A huge topic of discussion during our round table chats, with every marketer commenting on the importance of being able to provide targeted and personalised email journeys. The big challenge standing in the way of making this a reality is segmenting that database. It was incredibly refreshing to hear so many marketers in the room acknowledge the importance of segmentation. Only a year ago at another event, I met several marketers where blasting sending the same message to everyone was still seen by some as an acceptable email strategy. What’s for certain is that although blast sending is still occurring within email activity, it’s not because the marketers want to still do this, it’s because they are working on their segmentation strategy in the background to switch on at any point.

A warning to any email marketers who haven’t yet acknowledged this or have a clearly defined approach to segmentation, you’re going to get left behind very quickly and those subscribers you’re currently bombarding with irrelevant messages will go elsewhere to brands that understand the true value of a personalised customer journey.

Informative emails

Another thing that is for certain is that like our customer Moss Bros retailers are moving away from heavily discount and sales focused messaging to be softer and more informative to bring in the conversions more naturally, rather than forcing it. Mark from Chain Reaction Cycles summed this up brilliantly during his talk ‘it’s no longer about an acquisition strategy, it’s about customer journeys’. Mark has completely hit the nail on the head! Related back to the importance of segmentation, it’s not about constant push messaging (who ever thought that was a good idea anyway?), it’s about providing variety within email content. After all variety is the spice of life right?

Key challenge is making a change from a sales constantly on approach, is to create the right balance between offer led and informative emails. The ability of understanding that right balance with your subscribers comes down to testing and analysing your email performance. Does sending 2 offer emails a week and 1 informative email retain engagement over a long period of time?

‘Send more emails’

Still I was sad to hear that the directive of ‘send more emails’ is a continuing occurrence for email marketers. Working with many retail brands and from first-hand experience I know how frustrating and demoralising this can be, especially when you have a carefully crafted email strategy that then gets tarnished by a flippant one-off campaign to ‘drive more sales’. This goes back to the age old viewing subscribers as a number and not as human beings.
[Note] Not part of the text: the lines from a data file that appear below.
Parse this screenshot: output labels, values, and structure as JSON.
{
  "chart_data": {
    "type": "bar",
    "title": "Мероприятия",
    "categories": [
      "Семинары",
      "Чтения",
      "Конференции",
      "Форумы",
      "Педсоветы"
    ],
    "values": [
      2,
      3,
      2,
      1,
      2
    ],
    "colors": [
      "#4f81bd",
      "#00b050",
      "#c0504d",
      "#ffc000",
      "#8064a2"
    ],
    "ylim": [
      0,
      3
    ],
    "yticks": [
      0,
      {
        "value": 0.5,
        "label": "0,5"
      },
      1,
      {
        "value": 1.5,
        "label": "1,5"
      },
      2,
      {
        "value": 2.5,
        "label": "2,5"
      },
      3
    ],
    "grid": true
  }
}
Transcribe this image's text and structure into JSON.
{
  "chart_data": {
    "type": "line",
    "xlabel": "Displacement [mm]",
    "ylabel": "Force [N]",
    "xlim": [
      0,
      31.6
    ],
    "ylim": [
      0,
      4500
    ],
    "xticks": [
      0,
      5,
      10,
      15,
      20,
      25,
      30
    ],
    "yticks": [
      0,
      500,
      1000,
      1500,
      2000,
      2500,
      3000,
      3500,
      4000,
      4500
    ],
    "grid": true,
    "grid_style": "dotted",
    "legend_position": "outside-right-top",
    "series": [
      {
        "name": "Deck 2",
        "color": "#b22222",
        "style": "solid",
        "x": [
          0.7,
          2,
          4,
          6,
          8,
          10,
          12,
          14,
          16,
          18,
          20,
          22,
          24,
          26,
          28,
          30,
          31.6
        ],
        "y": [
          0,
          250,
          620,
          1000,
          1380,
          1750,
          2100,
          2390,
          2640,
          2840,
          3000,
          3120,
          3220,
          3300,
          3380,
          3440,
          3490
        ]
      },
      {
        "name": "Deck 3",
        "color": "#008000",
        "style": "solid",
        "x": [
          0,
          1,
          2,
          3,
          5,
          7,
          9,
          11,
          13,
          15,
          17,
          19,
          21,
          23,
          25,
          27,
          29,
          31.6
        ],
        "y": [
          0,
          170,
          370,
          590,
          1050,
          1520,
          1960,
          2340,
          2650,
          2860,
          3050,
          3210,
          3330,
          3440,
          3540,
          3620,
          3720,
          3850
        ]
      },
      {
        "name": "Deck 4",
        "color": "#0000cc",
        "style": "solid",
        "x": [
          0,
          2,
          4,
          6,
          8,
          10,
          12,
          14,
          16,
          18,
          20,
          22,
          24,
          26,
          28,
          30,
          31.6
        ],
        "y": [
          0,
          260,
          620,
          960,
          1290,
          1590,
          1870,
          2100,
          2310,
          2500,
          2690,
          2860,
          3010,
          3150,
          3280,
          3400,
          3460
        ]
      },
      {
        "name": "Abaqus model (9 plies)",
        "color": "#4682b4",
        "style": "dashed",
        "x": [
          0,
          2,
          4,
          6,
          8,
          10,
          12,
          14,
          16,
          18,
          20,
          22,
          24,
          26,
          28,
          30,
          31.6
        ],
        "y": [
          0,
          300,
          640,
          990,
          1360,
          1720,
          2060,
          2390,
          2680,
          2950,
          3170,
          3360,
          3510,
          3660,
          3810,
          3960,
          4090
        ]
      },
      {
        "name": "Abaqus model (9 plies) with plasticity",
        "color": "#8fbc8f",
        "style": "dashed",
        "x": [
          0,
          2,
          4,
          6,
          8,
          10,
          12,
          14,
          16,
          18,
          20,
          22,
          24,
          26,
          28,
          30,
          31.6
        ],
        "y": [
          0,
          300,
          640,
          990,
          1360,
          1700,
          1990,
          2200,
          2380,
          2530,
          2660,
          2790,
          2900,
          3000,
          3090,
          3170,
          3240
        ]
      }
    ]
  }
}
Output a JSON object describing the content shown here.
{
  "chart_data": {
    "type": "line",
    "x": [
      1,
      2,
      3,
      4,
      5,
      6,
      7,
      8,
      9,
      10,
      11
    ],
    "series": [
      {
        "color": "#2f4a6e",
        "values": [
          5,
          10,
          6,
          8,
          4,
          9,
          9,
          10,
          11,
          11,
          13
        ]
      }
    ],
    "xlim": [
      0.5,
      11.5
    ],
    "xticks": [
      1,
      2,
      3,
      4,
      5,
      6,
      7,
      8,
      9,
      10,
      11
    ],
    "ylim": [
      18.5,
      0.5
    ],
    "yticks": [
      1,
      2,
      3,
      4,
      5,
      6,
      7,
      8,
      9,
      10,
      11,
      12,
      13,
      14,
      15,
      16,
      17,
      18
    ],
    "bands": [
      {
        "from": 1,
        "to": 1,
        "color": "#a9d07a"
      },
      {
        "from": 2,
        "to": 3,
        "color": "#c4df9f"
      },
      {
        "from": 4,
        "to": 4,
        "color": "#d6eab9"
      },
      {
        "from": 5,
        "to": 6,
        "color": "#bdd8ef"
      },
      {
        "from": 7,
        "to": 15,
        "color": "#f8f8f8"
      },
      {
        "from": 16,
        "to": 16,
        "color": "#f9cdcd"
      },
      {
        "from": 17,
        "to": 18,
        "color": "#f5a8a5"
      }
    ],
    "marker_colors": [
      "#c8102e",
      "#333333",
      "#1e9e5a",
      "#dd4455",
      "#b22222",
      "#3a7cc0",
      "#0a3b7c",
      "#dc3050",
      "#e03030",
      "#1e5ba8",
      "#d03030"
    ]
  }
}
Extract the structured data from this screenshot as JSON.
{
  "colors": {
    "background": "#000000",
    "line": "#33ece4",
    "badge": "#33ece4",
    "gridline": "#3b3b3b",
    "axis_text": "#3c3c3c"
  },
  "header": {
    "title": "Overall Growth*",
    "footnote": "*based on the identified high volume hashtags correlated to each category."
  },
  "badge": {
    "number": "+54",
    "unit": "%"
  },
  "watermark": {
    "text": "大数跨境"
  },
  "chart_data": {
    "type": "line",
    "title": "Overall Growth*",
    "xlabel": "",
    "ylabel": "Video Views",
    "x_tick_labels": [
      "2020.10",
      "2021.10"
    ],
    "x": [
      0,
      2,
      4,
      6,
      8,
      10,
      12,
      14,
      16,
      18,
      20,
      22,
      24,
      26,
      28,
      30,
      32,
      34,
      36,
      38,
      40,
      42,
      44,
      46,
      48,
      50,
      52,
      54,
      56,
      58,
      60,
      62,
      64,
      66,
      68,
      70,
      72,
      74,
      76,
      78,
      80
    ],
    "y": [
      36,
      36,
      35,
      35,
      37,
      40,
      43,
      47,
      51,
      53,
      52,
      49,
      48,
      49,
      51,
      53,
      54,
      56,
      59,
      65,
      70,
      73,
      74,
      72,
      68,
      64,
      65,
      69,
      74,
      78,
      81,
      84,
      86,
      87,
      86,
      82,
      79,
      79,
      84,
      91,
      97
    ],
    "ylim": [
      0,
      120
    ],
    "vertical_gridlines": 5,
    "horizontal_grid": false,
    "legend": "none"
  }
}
If I’d sat at the round table and just constantly tried to sell Communicator’s email service, ignoring any interaction I’d got from delegates I’d have found myself very quickly sat on a table by myself. Email marketing really needs to be viewed as a human communication and not just pressing send into a big black hole to ‘100,000 people’.

My closing thoughts from the discussions are that there was complete agreement that email marketing is a crucial part of the marketing mix and email marketers are challenging bad practice approaches to create better experiences for their customers.